The photographs include his address to the public at an Idgah, reciting bhajans and riding on a rickshaw on his way to meet the then viceroy, Lord Reading. All these photographs date back to his visit to Shimla May 12, 1921.

As per the list compiled by a sub-group of the Gandhi Heritage Committee constituted by the culture ministry, the Father of the Nation had visited this summer capital of the British at least 11 times between 1921 and 1946.

Accompanied by Madan Mohan Malaviya and Lala Lajpat Rai, Mahatma Gandhi first reached Shimla May 12, 1921, to meet Lord Reading. He stayed at Shanti Kuti in Chakkar area.

After this, he visited the residence of James Crerar May 13, 1931, to meet the then home secretary, H.W. Emerson. During that visit, he stayed in Firgrove, the bungalow of Lala Mohanlal in the Jakhu area.

On May 14 and 15, he addressed a number of meetings at the Arya Samaj Mandir and Idgah.

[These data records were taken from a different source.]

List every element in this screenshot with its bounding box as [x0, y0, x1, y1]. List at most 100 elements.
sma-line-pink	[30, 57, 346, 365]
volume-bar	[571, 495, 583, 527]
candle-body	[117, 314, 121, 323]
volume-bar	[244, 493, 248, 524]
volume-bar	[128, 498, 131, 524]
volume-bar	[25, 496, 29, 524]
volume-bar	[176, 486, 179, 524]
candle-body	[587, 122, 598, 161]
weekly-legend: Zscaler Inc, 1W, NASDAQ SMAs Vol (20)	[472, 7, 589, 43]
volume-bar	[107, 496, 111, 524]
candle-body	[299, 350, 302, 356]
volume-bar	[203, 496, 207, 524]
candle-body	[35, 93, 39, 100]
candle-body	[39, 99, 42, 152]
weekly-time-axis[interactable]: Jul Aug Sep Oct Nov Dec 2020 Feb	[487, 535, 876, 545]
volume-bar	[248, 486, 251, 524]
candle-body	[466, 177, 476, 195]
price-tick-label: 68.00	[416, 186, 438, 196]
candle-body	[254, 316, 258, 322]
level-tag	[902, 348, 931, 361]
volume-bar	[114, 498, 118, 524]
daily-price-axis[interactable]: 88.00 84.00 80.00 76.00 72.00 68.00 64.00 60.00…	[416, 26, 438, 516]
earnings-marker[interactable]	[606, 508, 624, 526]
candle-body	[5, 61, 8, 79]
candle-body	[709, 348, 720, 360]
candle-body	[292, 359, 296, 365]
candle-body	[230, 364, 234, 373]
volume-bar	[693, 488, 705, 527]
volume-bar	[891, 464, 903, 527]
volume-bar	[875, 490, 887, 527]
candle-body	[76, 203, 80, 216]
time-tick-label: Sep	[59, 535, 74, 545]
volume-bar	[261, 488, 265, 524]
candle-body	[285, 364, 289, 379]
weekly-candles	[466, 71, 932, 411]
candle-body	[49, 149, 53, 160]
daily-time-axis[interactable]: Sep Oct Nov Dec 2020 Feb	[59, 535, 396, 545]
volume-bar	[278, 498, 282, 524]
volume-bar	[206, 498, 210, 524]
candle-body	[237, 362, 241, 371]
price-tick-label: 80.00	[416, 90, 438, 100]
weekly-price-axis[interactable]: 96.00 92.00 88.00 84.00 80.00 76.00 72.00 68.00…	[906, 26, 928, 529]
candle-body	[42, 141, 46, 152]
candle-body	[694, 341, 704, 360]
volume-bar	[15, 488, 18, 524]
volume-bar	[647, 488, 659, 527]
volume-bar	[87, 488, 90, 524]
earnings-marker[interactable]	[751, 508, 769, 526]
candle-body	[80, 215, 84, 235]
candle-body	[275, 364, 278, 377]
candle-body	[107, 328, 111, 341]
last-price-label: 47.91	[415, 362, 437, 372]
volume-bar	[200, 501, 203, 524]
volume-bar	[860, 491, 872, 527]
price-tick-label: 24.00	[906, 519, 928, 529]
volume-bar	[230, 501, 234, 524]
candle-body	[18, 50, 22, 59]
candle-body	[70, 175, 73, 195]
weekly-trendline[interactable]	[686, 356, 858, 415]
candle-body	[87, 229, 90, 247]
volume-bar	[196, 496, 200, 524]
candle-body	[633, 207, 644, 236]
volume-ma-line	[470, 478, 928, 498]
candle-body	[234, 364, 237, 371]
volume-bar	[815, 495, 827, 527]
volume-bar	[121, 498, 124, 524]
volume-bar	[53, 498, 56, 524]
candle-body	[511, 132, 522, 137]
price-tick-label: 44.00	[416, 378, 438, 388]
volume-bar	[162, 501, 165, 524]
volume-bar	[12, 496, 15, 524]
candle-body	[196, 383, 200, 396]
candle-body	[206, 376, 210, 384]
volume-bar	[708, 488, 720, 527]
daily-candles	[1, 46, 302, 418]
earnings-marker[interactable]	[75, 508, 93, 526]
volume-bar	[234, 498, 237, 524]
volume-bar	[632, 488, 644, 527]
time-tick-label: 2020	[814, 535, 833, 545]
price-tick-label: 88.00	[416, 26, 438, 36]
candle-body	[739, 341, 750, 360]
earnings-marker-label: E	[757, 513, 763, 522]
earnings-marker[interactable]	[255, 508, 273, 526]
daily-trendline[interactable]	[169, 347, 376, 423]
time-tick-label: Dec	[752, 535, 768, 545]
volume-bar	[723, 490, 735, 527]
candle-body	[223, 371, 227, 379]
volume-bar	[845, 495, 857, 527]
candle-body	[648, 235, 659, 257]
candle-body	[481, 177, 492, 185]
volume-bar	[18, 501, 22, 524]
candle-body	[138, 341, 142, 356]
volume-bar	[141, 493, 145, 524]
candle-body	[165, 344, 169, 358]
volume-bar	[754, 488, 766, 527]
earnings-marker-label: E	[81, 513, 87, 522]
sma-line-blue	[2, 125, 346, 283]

On July 15, 1931, he again came here to meet the then viceroy, Lord Willington, at the Viceregal Lodge that now houses the Indian Institute of Advanced Studies.

Accompanied by Vallabhbhai Patel, Prabhashankar Pattani, M.A. Ansari and Jawaharlal Nehru, Bapu reached Shimla Aug 25, 1931 to meet Emerson.

From Sep 4 to 5, 1939, he visited Manorville, the residence of Rajkumari Amrit Kaur at Summer Hill. There he spent most of his time reciting bhajans.

He also visited this house in 1940, 1945 and 1946.

On Sep 27, 1940, Gandhi stayed with the eldest brother of Rajkumari Amrit Kaur, Raja Raghubir Singh, at the Chadwick bungalow. He was here to meet the viceroy.

Gandhi's grandson Gopalkrishna Gandhi, who was the chairman of a sub-group of the Gandhi Heritage Committee, has demanded that the places where he had visited in the country should be developed as heritage sites.

"The places where Mahatma Gandhi had stayed and visited should be developed as heritage sites," Gopalkrishna told IANS during his visit here in October last year.

"Most of the properties, especially private, that were once visited by Gandhi across the country are in a shambles. There is need to restore them in order to maintain their sanctity," he said.

"The history which Bapu had left behind has been tracked by us (the committee). We have submitted a detailed list about the public places, parks and committee halls where the Mahatma visited and stayed.

"The list has been compiled alphabetically. It starts from Aat in Gujarat and ends at Zulfipur in Bihar. As per our study, Gandhi visited more than 2,000 places," Gopalkrishna, who was the former West Bengal governor, said.